2016-03-17 10:15:16,240 WARN [main] org.apache.hadoop.mapred.YarnChild: Exception running child : java.io.IOException: Could not get service protocol version from RecordServiceWorker at vd0220.halxg.cloudera.com:13050.
at com.cloudera.recordservice.core.RecordServiceWorkerClient.connect(RecordServiceWorkerClient.java:482)
at com.cloudera.recordservice.core.RecordServiceWorkerClient.access$1200(RecordServiceWorkerClient.java:45)
at com.cloudera.recordservice.core.RecordServiceWorkerClient$Builder.connect(RecordServiceWorkerClient.java:234)
at com.cloudera.recordservice.mr.RecordReaderCore.<init>(RecordReaderCore.java:68)
at com.cloudera.recordservice.mapreduce.RecordServiceInputFormatBase$RecordReaderBase.initialize(RecordServiceInputFormatBase.java:94)
at com.cloudera.recordservice.mapreduce.RecordServiceInputFormat$RecordServiceRecordReader.initialize(RecordServiceInputFormat.java:107)
at org.apache.hadoop.mapred.MapTask$NewTrackingRecordReader.initialize(MapTask.java:548)
at org.apache.hadoop.mapred.MapTask.runNewMapper(MapTask.java:786)
at org.apache.hadoop.mapred.MapTask.run(MapTask.java:341)
at org.apache.hadoop.mapred.YarnChild$2.run(YarnChild.java:164)
at java.security.AccessController.doPrivileged(Native Method)
at javax.security.auth.Subject.doAs(Subject.java:415)
at org.apache.hadoop.security.UserGroupInformation.doAs(UserGroupInformation.java:1671)
at org.apache.hadoop.mapred.YarnChild.main(YarnChild.java:158)
Caused by: com.cloudera.recordservice.shade.apache.thrift.transport.TTransportException: java.net.SocketTimeoutException: Read timed out
at com.cloudera.recordservice.shade.apache.thrift.transport.TIOStreamTransport.read(TIOStreamTransport.java:129)
at com.cloudera.recordservice.shade.apache.thrift.transport.TTransport.readAll(TTransport.java:86)
at com.cloudera.recordservice.shade.apache.thrift.protocol.TBinaryProtocol.readAll(TBinaryProtocol.java:429)
at com.cloudera.recordservice.shade.apache.thrift.protocol.TBinaryProtocol.readI32(TBinaryProtocol.java:318)
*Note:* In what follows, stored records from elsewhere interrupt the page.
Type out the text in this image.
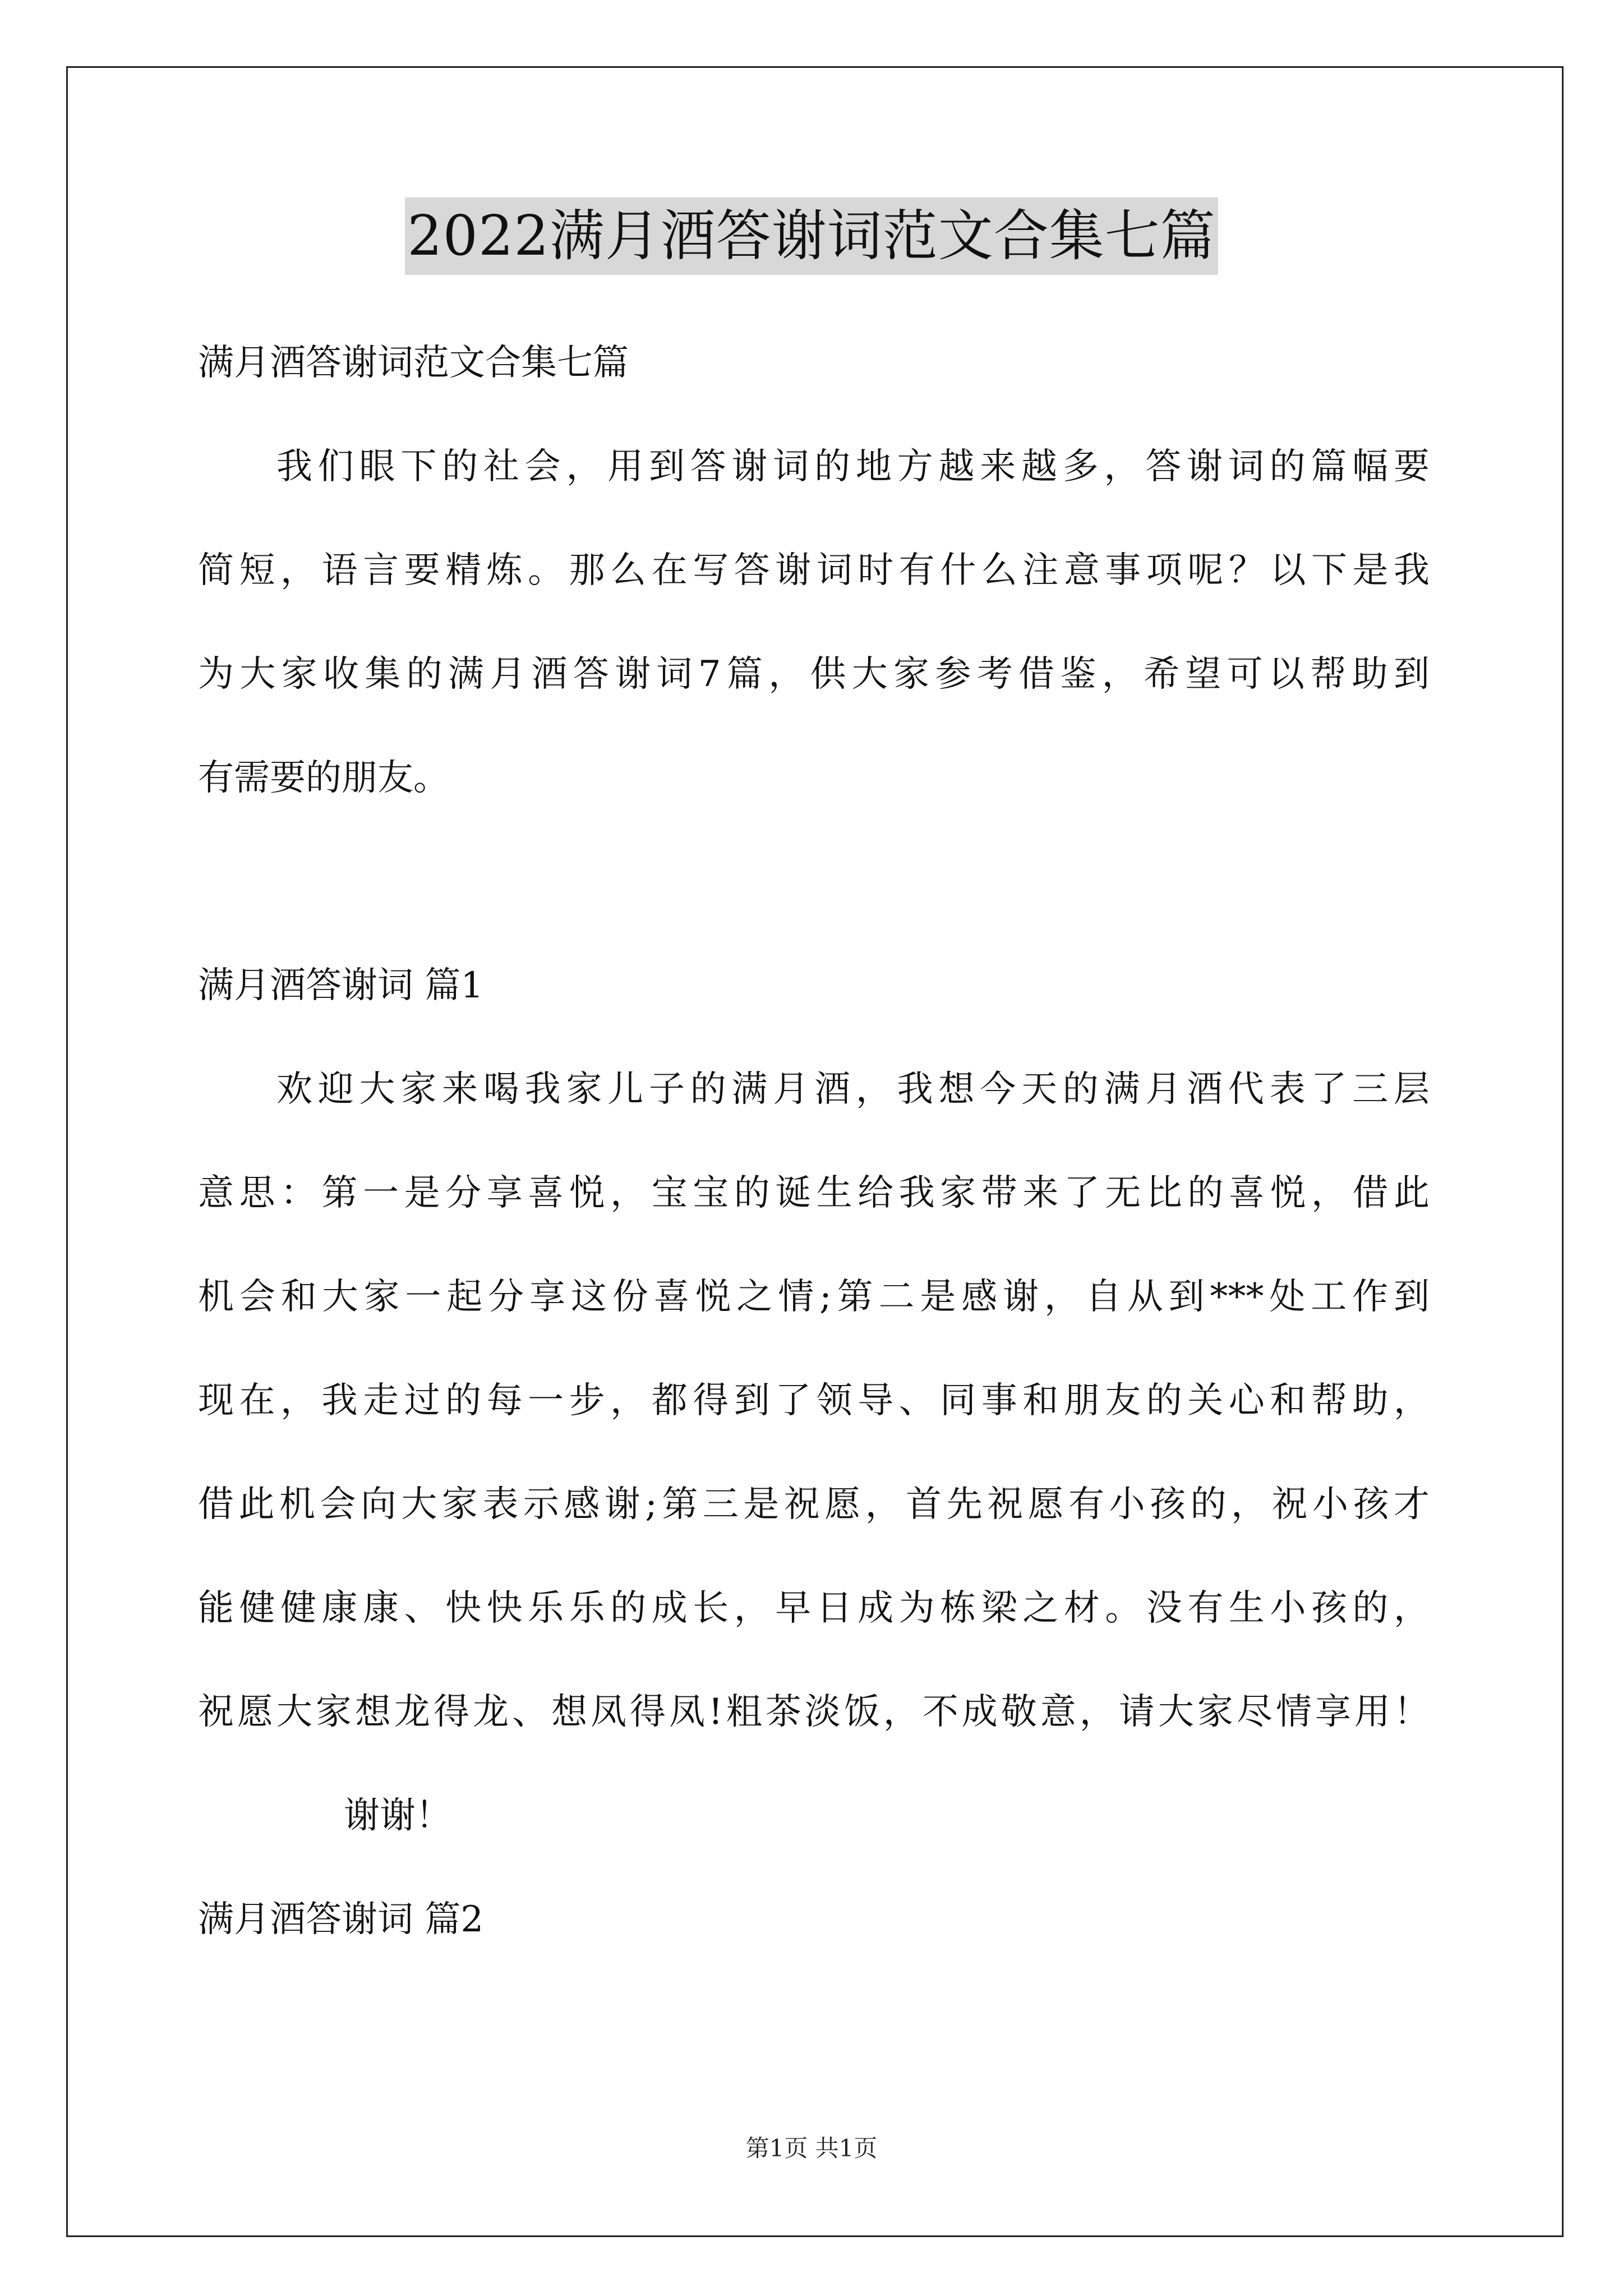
2022满月酒答谢词范文合集七篇
满月酒答谢词范文合集七篇
我们眼下的社会，用到答谢词的地方越来越多，答谢词的篇幅要
简短，语言要精炼。那么在写答谢词时有什么注意事项呢？以下是我
为大家收集的满月酒答谢词7篇，供大家参考借鉴，希望可以帮助到
有需要的朋友。
满月酒答谢词 篇1
欢迎大家来喝我家儿子的满月酒，我想今天的满月酒代表了三层
意思：第一是分享喜悦，宝宝的诞生给我家带来了无比的喜悦，借此
机会和大家一起分享这份喜悦之情;第二是感谢，自从到***处工作到
现在，我走过的每一步，都得到了领导、同事和朋友的关心和帮助，
借此机会向大家表示感谢;第三是祝愿，首先祝愿有小孩的，祝小孩才
能健健康康、快快乐乐的成长，早日成为栋梁之材。没有生小孩的，
祝愿大家想龙得龙、想凤得凤!粗茶淡饭，不成敬意，请大家尽情享用！
谢谢！
满月酒答谢词 篇2
第1页 共1页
at com.cloudera.recordservice.shade.apache.thrift.protocol.TBinaryProtocol.readMessageBegin(TBinaryProtocol.java:219)
at com.cloudera.recordservice.shade.apache.thrift.TServiceClient.receiveBase(TServiceClient.java:69)
at com.cloudera.recordservice.thrift.RecordServiceWorker$Client.recv_GetProtocolVersion(RecordServiceWorker.java:103)
at com.cloudera.recordservice.thrift.RecordServiceWorker$Client.GetProtocolVersion(RecordServiceWorker.java:91)
at com.cloudera.recordservice.core.RecordServiceWorkerClient.connect(RecordServiceWorkerClient.java:441)
... 13 more
Caused by: java.net.SocketTimeoutException: Read timed out
at java.net.SocketInputStream.socketRead0(Native Method)
at java.net.SocketInputStream.read(SocketInputStream.java:152)
at java.net.SocketInputStream.read(SocketInputStream.java:122)
at java.io.BufferedInputStream.fill(BufferedInputStream.java:235)
at java.io.BufferedInputStream.read1(BufferedInputStream.java:275)
at java.io.BufferedInputStream.read(BufferedInputStream.java:334)
at com.cloudera.recordservice.shade.apache.thrift.transport.TIOStreamTransport.read(TIOStreamTransport.java:127)
... 21 more
Fix this issue via either increasing the recordservice.worker.connection.timeoutMs to 60 sec or setting rpc timeout before sending get protocol version request.
The reason why these changes work is that before setting rpc timeout, it uses the connection timeout as the rpc timeout. While gettting protocol version is also a rpc, so we should set the rpc timeout before this request as well.
Besides, when getting Read timeout error, we should add more useful suggestions in the log, eg. ask users to increase rpc timeout.